Kafkaesk: Wenn man einen Rollstuhlplatz will

Das bestreitet hier niemand. Nur: Rechte haben, das ist das Eine. Das Problem, das Andere eben, liegt oft in der Umsetzung, sagt Mia Fällström aus Stockholm, selbst Mutter eines behinderten Sohnes. Beispiel Bahn:
"Es ist oft schon fast kafkaesk - wenn man einen Rollstuhlplatz buchen will, geht das nicht übers Internet, man muss anrufen. Und dann kommt es häufig vor, dass der Lift im Zug nicht funktioniert oder irgendetwas anderes geht schief. Es sind viele beschwerliche Dinge da, die eigentlich nicht beschwerlich sein müssten, wenn man nur etwas mehr tun würde."
Aber das passiert offenbar immer seltener. Und es hat keine Konsequenzen, sagt Mia Fällström:
"Selbst wenn man von seinem Recht Gebrauch machen wollte, ist das Gesetz ziemlich zahnlos, was die Strafen angeht. Als ob man Misshandlung verbietet, aber diejenigen nicht bestraft, die trotzdem misshandeln."
...und das gilt auch für andere Bereiche der Behindertenhilfe. Nach Fällströms Erfahrung etwa für den Bereich der persönlichen Hilfsleistungen. Hier beklagt sie eine über die Jahre schleichende Erosion der zunächst sehr hohen Standards...

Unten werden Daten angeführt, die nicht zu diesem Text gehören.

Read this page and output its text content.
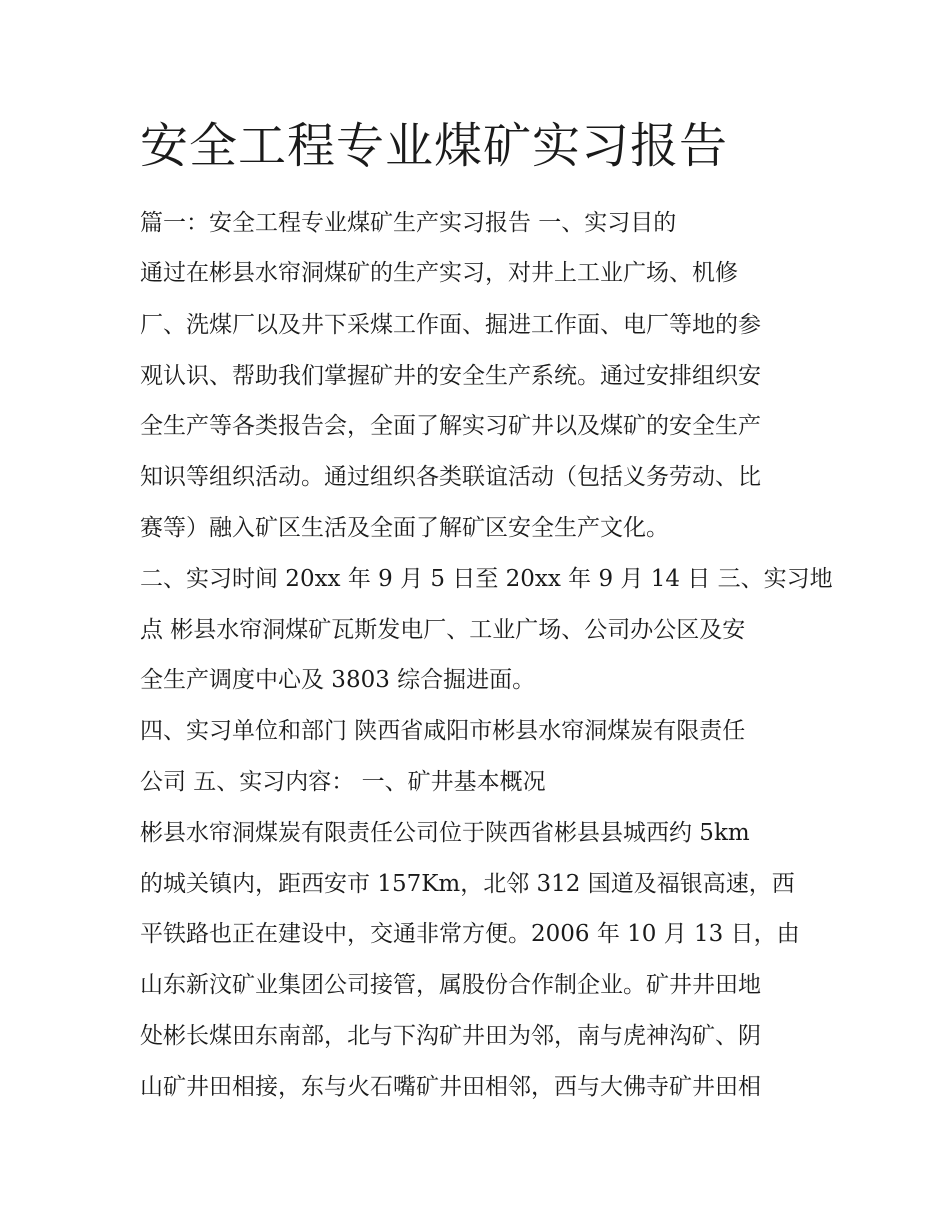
安全工程专业煤矿实习报告

篇一：安全工程专业煤矿生产实习报告 一、实习目的

通过在彬县水帘洞煤矿的生产实习，对井上工业广场、机修

厂、洗煤厂以及井下采煤工作面、掘进工作面、电厂等地的参

观认识、帮助我们掌握矿井的安全生产系统。通过安排组织安

全生产等各类报告会，全面了解实习矿井以及煤矿的安全生产

知识等组织活动。通过组织各类联谊活动（包括义务劳动、比

赛等）融入矿区生活及全面了解矿区安全生产文化。

二、实习时间 20xx 年 9 月 5 日至 20xx 年 9 月 14 日 三、实习地

点 彬县水帘洞煤矿瓦斯发电厂、工业广场、公司办公区及安

全生产调度中心及 3803 综合掘进面。

四、实习单位和部门 陕西省咸阳市彬县水帘洞煤炭有限责任

公司 五、实习内容： 一、矿井基本概况

彬县水帘洞煤炭有限责任公司位于陕西省彬县县城西约 5km

的城关镇内，距西安市 157Km，北邻 312 国道及福银高速，西

平铁路也正在建设中，交通非常方便。2006 年 10 月 13 日，由

山东新汶矿业集团公司接管，属股份合作制企业。矿井井田地

处彬长煤田东南部，北与下沟矿井田为邻，南与虎神沟矿、阴

山矿井田相接，东与火石嘴矿井田相邻，西与大佛寺矿井田相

Behindertenintegration in Gefahr

"Als das Gesetz neu war, wurden ja noch sehr viele Hilfsstunden bewilligt. Aber dann wurde es immer schwieriger, solche Hilfen zu bekommen. Viele Menschen, die schwerere Behinderungen haben, fürchten, dass es sogar noch schwieriger wird und sind deshalb sehr besorgt. Dann würden sie ja wieder isoliert. Nur wenn man eine funktionierende Assistenz hat, ist man selbstständig und frei..."
Fällströms nicht so positive Bilanz: Schweden – das ist ein noch funktionierendes System guter Behindertenintegration. Doch während die Regierung den weiteren Ausbau verspricht, ist es tatsächlich eher in Gefahr...
"Schweden ist härter geworden. Wir haben ein gutes Wohlfahrtssystem gegen ein eher liberales System ausgetauscht, das mehr auf Eigenverantwortung setzt. Die Vermögenssteuer wurde abgeschafft, die Erbschaftssteuer verringert, es gibt weniger Mittel. So stehen unterschiedliche Bedürfnisse gegeneinander und Behinderte werden wohl mit als erste Rückschläge hinnehmen müssen."